Imagining the Enemy

“Disturbing news has emerged from Jerusalem and the city of Constantinople and is now constantly at the forefront of our mind: namely that the race of Persians, a foreign people and a people rejected by God, indeed a generation that set not their heart aright, and whose spirit was not steadfast with God [Psalm 78:8], has invaded the lands of those Christians, depopulated them by slaughter and plunder and arson, kidnapped some of the Christians and carried them off to their own lands and put others to a wretched death, and has either overthrown the churches of God or turned them over to the rituals of their own religion.  They throw down the altars after soiling them with their own faith, circumcise Christians, and pour the resulting blood either on the altars or into the baptismal vessels. When they feel like inflicting a truly painful death on some their pierce their navels, pull out the end of their intestines, tie them to a pole and whip them around it until, all their bowels pulled out, they fall lifeless to the ground.” Robert the Monk’s History of the First Crusade, trans. Carol Sweetenham (Ashgate: Burlington VT, 2005), p. 80.

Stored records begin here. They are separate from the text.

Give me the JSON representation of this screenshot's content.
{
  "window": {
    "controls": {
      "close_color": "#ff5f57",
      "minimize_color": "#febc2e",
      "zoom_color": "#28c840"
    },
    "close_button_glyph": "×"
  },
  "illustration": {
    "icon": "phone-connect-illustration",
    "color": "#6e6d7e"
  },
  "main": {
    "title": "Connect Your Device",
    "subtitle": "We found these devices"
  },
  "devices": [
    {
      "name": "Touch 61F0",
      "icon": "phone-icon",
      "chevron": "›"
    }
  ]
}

The race of Persians were seemingly among the most brutal conquerors.  Certainly, the Seljuk Turks (the real identity of peoples to whom Urban II referred) could be vicious warriors and killers.  The Turks had also pushed further and further toward Constantinople in the 11th century after they had taken control of much of the Middle East.  However, Robert the Monk’s version of Urban II’s sermon at Clermont in 1095 demonstrates that monastic historians of the First Crusade wanted to create a Feindbild, an image of the Muslim enemy for their readers.  In this case, the image of a savage group with a demonic hatred of God, Christians, and the holy places.